Les tablettes de chewing-gums passées de mode, Biesheim trinque

Le groupe américain Mars Wrigley annonce la suppression de 280 postes dans son usine de Biesheim dans le Haut-Rhin.

280 sur 350… la production de chewing-gums au format “tablette” va cesser dans les prochains mois.

Ne subsistera plus que quelques productions de gommes à mâcher pour d’autres usines, annoncent nos confrères de Capital.

Wrigley, qui commercialise la marque Freedent, enregistre une très importante baisse des ventes de chewing-gums en tablettes. 

Partout en Europe, les consommateurs se détournent de ce produit.

La production du site de Biesheim, qui comptait plus de 630 salariés il y a 10 ans, a fondu de 74 % depuis 2016.

Wrigley lance un Plan de Sauvegarde de l’Emploi pour reclasser les salariés concernés par cette restructuration.

À cause de la Covid aussi

En 2020, les ventes de chewing-gums ont baissé de 40 % en France.

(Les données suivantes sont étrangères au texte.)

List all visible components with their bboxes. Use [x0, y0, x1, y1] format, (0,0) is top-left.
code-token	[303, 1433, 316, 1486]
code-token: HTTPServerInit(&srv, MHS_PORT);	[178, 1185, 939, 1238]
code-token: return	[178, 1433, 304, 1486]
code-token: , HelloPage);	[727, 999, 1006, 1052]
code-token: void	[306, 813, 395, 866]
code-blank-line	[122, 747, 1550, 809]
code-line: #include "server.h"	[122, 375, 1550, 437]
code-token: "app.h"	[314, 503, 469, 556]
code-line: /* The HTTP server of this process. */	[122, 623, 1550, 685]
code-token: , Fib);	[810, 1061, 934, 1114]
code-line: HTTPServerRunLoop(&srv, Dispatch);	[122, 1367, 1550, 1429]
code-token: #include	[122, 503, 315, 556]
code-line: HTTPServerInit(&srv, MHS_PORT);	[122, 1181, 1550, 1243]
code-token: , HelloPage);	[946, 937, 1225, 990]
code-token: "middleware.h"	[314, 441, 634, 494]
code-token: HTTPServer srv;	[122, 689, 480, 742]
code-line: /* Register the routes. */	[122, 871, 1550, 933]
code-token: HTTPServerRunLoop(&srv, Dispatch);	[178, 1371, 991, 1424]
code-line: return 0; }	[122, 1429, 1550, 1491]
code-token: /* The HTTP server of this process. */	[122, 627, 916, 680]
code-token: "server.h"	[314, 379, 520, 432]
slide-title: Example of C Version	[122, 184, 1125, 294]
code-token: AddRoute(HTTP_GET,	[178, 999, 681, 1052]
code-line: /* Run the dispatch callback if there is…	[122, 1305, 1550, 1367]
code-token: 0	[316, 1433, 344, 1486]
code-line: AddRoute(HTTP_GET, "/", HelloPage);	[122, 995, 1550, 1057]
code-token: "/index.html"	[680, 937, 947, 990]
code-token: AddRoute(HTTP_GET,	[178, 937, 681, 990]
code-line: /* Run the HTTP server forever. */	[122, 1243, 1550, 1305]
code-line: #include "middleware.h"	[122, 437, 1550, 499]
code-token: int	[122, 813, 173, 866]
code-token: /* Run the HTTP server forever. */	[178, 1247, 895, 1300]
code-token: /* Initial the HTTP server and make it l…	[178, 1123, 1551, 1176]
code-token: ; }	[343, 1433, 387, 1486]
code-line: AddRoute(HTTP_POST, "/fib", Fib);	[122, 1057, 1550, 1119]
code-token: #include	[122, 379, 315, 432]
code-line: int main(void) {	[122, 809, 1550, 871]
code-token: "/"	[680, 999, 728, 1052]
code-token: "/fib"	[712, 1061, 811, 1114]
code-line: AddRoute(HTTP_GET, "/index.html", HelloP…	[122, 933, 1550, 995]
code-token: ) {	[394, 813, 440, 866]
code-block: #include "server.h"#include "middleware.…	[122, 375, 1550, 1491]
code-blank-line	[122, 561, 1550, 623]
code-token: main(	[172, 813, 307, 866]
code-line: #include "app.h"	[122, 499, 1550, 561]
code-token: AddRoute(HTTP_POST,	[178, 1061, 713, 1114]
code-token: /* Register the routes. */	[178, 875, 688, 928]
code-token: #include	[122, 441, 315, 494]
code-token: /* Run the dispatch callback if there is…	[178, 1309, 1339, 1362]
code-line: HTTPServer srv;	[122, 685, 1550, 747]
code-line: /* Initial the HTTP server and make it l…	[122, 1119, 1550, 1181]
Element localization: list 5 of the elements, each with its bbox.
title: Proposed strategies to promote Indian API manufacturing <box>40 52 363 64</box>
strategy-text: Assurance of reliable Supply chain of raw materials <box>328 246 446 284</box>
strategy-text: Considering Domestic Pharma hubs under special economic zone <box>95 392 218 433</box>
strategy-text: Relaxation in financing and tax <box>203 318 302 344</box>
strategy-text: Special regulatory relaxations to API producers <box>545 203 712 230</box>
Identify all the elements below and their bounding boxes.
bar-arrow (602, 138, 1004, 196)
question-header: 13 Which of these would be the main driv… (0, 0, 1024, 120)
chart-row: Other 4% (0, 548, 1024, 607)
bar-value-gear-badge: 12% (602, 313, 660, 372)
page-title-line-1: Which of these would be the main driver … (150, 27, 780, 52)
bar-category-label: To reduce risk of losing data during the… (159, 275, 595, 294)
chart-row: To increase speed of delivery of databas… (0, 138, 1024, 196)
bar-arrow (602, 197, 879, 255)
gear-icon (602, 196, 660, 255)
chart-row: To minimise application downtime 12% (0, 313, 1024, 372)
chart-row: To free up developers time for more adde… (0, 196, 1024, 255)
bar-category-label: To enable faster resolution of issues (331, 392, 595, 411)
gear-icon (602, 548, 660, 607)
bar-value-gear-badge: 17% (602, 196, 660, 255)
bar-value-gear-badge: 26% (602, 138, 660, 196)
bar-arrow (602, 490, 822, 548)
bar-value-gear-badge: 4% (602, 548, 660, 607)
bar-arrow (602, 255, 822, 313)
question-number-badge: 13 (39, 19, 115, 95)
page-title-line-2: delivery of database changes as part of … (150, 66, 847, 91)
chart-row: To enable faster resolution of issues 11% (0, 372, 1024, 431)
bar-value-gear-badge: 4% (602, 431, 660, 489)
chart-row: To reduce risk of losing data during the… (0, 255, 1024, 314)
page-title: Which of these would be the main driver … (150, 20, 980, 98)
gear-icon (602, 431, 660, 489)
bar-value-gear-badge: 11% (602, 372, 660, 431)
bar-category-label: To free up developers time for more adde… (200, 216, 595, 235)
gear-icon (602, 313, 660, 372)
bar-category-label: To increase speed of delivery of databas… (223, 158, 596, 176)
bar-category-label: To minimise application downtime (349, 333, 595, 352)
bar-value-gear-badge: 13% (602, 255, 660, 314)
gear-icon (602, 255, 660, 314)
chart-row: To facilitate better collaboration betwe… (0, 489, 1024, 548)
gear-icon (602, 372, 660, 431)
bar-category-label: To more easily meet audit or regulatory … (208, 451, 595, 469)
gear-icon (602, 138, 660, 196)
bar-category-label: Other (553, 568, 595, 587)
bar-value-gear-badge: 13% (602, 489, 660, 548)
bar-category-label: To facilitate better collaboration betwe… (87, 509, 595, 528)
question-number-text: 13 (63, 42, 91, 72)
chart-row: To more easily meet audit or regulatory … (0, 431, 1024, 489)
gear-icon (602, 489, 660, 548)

Les industriels remarquent un changement d’habitude.

Télétravail, distanciation sociale, masques, confinements, nous n’avons plus l’utilité de mâcher pour sentir la menthe ou le cassis. Les collègues, les copains, les copines ne sont plus là pour nous “sentir”.

Herschey, important groupe américain de chewing-gums et bonbons au menthol, note même une baisse des ventes de 50 % sur certains produits.

Avec la distanciation, on se rafraichit moins l’haleine.

À cause du smartphone également

Plus étonnant encore, la baisse constante des ventes de chewing-gums depuis 10 ans s’expliquerait en partie par le boom des smartphones et services en ligne.

Selon des sociologues, les accros aux écrans ne s’ennuieraient plus assez pour acheter et mâcher de la gomme.